Nicht retro, aber angenehm altmodisch
Entspannt und auf angenehme Art altmodisch – in gewisser Weise gilt das auch für das Selbstverständnis, das The Leisure Society als Band an den Tag legen. Allerdings geht es ihnen beim Sound nicht darum, „retro“ zu sein, sagt Christian – wohl aber um eine Klangqualität, die heute nicht mehr so leicht zu erreichen ist.
Wir mögen es einfach, wenn Musik so gut klingt wie in den 70ern. Das heißt nicht, dass wir unbedingt die Retro-Schiene fahren wollen – nur, dass Platten damals einen bestimmten Sound hatten, den du heute nur noch selten hörst.

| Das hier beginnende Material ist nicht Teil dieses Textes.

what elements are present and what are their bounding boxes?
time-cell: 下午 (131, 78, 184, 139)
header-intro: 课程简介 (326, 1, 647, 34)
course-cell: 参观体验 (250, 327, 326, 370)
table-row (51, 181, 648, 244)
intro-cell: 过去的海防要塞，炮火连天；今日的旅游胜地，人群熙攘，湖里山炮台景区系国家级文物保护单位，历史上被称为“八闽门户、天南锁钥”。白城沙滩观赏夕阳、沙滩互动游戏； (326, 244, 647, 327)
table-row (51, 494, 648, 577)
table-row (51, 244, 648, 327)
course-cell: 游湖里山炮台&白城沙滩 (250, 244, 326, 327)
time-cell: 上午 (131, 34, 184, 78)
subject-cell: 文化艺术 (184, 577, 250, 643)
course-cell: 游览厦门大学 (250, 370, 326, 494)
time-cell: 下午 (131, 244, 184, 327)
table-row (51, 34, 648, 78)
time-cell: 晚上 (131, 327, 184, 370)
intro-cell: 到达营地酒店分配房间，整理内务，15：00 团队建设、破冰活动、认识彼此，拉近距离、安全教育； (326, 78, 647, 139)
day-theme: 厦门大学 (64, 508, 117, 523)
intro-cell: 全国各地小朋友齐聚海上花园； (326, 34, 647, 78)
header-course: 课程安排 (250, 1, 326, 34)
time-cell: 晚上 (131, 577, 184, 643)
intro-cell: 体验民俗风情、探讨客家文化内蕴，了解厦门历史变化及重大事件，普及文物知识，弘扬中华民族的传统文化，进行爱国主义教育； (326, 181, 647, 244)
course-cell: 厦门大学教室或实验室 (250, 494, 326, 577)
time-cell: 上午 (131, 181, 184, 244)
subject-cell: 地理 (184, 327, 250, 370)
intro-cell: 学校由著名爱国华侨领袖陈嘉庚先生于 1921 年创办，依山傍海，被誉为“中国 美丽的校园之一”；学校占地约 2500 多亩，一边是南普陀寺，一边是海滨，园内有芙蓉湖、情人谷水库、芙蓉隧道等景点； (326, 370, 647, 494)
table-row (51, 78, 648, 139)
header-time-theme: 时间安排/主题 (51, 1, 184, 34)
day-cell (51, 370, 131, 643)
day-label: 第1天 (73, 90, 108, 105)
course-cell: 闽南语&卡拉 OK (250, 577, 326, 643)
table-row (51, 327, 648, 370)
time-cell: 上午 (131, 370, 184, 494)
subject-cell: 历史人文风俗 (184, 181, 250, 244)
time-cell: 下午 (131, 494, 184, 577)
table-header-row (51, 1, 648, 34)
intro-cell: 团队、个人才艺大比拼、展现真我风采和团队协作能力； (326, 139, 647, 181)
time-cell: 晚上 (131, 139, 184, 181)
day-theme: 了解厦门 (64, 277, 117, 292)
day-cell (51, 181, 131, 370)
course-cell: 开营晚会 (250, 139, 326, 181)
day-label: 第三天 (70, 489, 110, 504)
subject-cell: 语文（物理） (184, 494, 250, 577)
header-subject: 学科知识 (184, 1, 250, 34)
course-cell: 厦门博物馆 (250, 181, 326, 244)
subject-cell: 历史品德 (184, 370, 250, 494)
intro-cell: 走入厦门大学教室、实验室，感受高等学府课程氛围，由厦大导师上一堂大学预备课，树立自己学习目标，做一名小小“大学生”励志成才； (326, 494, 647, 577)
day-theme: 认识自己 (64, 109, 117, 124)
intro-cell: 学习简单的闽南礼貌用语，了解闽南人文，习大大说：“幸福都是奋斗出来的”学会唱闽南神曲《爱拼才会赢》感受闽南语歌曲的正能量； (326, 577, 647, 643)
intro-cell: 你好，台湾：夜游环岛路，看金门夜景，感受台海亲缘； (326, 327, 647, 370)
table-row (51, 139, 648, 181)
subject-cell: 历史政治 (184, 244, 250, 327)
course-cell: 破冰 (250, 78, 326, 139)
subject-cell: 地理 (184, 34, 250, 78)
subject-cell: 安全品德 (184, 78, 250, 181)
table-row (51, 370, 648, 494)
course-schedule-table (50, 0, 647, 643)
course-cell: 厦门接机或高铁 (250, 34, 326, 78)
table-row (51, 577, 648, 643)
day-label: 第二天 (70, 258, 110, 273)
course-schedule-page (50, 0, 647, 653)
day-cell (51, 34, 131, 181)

https://vimeo.com/118611465
Studiozeit inklusive Analog-Equipment ist teuer – und je renommierter das Studio, desto heftiger werden die Preise. Für The Leisure Society war der vertretbare Mittelweg also, die Songs teilweise im gebuchten Studio aufzunehmen, dann aber im eigenen Heimstudio weiter daran zu arbeiten, bis das Album mischfertig war.
Für dieses Album haben wir zuerst die Basis-Elemente live im Studio eingespielt und dann zu Hause nochmal mit dem Material experimentiert. Diese kombinierte Arbeitsweise hat für uns prima funktioniert.
Zwischen Stolz und Selbstzweifeln
Auf jeden Fall hat der Bandsound noch einmal etwas mehr Raum zur Entfaltung bekommen – etwas, das sich auch auf der aktuellen Tour ausgezahlt hat. Die Songs von „The Fine Art of Hanging On“ funktionieren laut Christian bestens mit voller Besetzung auf der Bühne.
Wir haben da früher immer Kompromisse gemacht und sehr viele alte Songs gespielt. Diesmal war es super einfach – wir spielen hauptsächlich das neue Album und dann als i-Tüpfelchen noch ein paar Songs von den letzten drei Platten, von denen wir wissen, dass das Publikum sie hören will.
Was die Fans glücklich macht, dafür haben The Leisure Society mittlerweile ein gutes Gespür entwickelt. Schwieriger ist es da, wenn es um das eigene Zufriedenheitsgefühl mit den Songs geht. „Ich schwanke immer ein bisschen, ob ich es für großartig oder furchtbar halte“, sagt Nick.
Manchmal denke ich, es ist die beste Platte der Welt, manchmal finde ich alles schrecklich. Aber diesmal bin ich wirklich sehr stolz darauf – es klingt in meinen Ohren zumindest sehr schön und ich bin wirklich glücklich damit.
The Leisure Society haben, wie es scheint, die richtige Balance zwischen Stolz und Selbstzweifeln gefunden – vermutlich die beste Voraussetzung für heldenhaftes Durchhalten im Musikgeschäft.